The corresponding author of the study, Karandeep Singh, MD, MMSc, has raised important questions on Twitter about the downstream consequences of proprietary algorithms for clinical decision support. He likewise presents his recommendations, though all are anathema to the closed-source model for Epic’s sepsis model.

This specific research comes amid a backdrop of countless analogous automations introduced throughout the COVID-19 pandemic.

For example, Epic also introduced the fitting, if not ominously-named Deterioration Index for triaging COVID-19 patients. (For the moment, set aside any discomfort with investing in algorithms to ration hospital beds and ventilators, versus investing in supplying a sufficient inventory of hospital beds and ventilators.)

When not subject to external review, these algorithmic approaches often codify health inequities without necessary socioeconomic contextualization. They likewise may draw conclusions from historical medical episodes whose outcomes were contingent upon clinicians’ subjective judgment.

What outcomes can be expected from the machine learning models trained using a historic dataset of physician-recommended candidates for knee replacements, a procedure shown in some studies to be subliminally recommended to male patients three times more often than females?

What will a proprietary algorithm programatize from datasets of patients receiving treatment for spinal disorders, wherein patients that are treated as part of a worker’s compensation cases exhibit worse outcomes?
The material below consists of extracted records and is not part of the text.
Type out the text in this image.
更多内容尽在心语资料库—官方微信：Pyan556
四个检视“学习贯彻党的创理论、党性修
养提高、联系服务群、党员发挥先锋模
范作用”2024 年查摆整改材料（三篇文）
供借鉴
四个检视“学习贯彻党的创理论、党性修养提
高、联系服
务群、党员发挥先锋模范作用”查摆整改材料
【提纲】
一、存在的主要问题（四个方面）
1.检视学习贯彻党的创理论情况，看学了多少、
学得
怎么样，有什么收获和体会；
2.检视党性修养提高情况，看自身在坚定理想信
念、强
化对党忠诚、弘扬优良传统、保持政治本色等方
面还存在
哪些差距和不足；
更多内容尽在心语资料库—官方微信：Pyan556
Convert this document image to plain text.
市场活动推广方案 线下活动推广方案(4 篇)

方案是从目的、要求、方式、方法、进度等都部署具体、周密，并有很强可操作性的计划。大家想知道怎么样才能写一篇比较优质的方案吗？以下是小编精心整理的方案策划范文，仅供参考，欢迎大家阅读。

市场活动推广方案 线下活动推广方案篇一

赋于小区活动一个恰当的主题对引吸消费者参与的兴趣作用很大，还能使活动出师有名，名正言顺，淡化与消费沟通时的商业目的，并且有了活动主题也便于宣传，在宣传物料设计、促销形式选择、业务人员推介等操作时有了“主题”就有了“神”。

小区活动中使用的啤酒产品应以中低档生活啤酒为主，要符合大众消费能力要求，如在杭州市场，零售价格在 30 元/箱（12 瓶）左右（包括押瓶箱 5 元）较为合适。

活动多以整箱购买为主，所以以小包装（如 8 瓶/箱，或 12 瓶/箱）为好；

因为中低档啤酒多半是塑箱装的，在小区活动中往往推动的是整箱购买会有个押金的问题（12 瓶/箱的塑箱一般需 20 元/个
How can a closed-source model assure anyone that social contexts are considered in an algorithm’s development? How can external parties even validate the claims made by an algorithm’s proprietor? An article on the subject in the Journal of the American Medical Informatics Association describes ones such approach—

For example, a biomarker-based algorithm to diagnose ovarian cancer has a cost of $897 per patient (http://vermillion.com/2436-2/). Assume we want to validate this algorithm in a center that has 20% malignancies in the target population. If we want to recruit at least 100 patients in each outcome group, following current recommendations for validation studies, the study needs at least 500 patients. This implies a minimum cost of $448 500 in order to obtain useful information about whether this algorithm works in this particular center. It is important to emphasize this is just the cost required to judge whether the algorithm has any validity in this setting; there is no guarantee that it will be clinically useful.

That example shouldn’t be read cynically, as this philosophy—that you must pay to become a customer in order to be given the means to validate an algorithm—is part of Epic’s official retort to the Michigan Medicine publication. Their spokesperson stated to the industry website Health IT Analytics that—

The full mathematical formula and model inputs are available to administrators on their systems. Accuracy measurements and information on model training are also on Epic’s UserWeb, which is available to our customers.